At least since Leonardo Da Vincis first attempts to describe turbulence, architects have been fascinated by the dynamics of flow - perhaps seeking an escape from the solid, stable nature of buildings. Beginning in the 1990's, architects have used digital software to imbue structures and spaces with some of the same qualities as Da Vincis meticulous drawings: fluidity, undulation, instability and temporality. But while software has allowed architects to create novel, dynamic forms digitally, they have struggled to translate these qualities to the physicality of the material world. Slipstream is a physical structure that confronts that leap directly, translating a 2-dimensional digital line drawing into 3-dimensional space.

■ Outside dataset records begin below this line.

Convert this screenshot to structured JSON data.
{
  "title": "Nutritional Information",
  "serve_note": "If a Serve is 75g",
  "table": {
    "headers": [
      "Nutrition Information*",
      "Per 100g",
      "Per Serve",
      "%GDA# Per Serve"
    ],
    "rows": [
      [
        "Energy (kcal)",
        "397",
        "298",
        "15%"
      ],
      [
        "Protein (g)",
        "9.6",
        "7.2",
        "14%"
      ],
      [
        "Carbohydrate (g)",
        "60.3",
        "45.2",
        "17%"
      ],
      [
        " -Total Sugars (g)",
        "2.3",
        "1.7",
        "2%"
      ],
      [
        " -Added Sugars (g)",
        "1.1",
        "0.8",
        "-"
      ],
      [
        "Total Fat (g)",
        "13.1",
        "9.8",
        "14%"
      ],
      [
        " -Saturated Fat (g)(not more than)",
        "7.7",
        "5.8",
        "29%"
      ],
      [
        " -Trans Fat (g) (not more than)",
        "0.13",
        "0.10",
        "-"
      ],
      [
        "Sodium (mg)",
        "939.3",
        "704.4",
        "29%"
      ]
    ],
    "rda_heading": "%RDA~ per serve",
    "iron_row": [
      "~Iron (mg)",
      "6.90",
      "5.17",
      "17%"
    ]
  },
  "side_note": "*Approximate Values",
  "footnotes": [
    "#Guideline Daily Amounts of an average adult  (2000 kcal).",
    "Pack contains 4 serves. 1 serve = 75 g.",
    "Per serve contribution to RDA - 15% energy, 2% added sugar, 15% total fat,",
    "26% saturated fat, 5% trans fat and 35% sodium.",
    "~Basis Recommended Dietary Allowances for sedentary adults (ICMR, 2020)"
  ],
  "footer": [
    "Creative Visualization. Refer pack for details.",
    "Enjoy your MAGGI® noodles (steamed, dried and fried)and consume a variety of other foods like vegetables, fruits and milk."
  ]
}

Alluding to Lebbeus Woods' 2010 'Slipstreaming' drawings of flow, the installation is a single drawing extruded through the gallery space and cut away to produce a set of interconnected spaces. The linear extrusion acts as both structure and dynamic visual filter, shifting views through the installation and between the spaces it defines. It's integrity as a structure is masked by both its redundancy and bright coloration. Employing gradients that diffuse and coalesce along its length, color amplifies the undulating lines, establishing cross currents that intensify as visual eddies. Irreducible to form, structure, or graphic, Slipstream is a combined phenomenon of the three.
FreelandBuck With Teoman Ayas and Robert Canavino
Additional Info: The structure was essentially a 2d line drawing turned into a 3d structure, and the drawings are an extension of that idea - digitally created line drawings that were intended to evoke flow and turbulence. They were made through a grasshopper and rhino software and then manipulated in illustrator to evoke different graphic mediums that were not digital - charcoal and paint for instance. See attached for several of them.
For the Slipstream structure, a similar 2d drawing was extruded in the computer and then carved away to make the curving walls. Each of the notches was calculated and drawn by a grasshopper routine and then the (1800) pieces were cut from plywood with a computer controlled mill. They all fit together without fasteners - the redundancy of pieces creates structural stability and keeps everything in place. The entire structure is only wood and paint.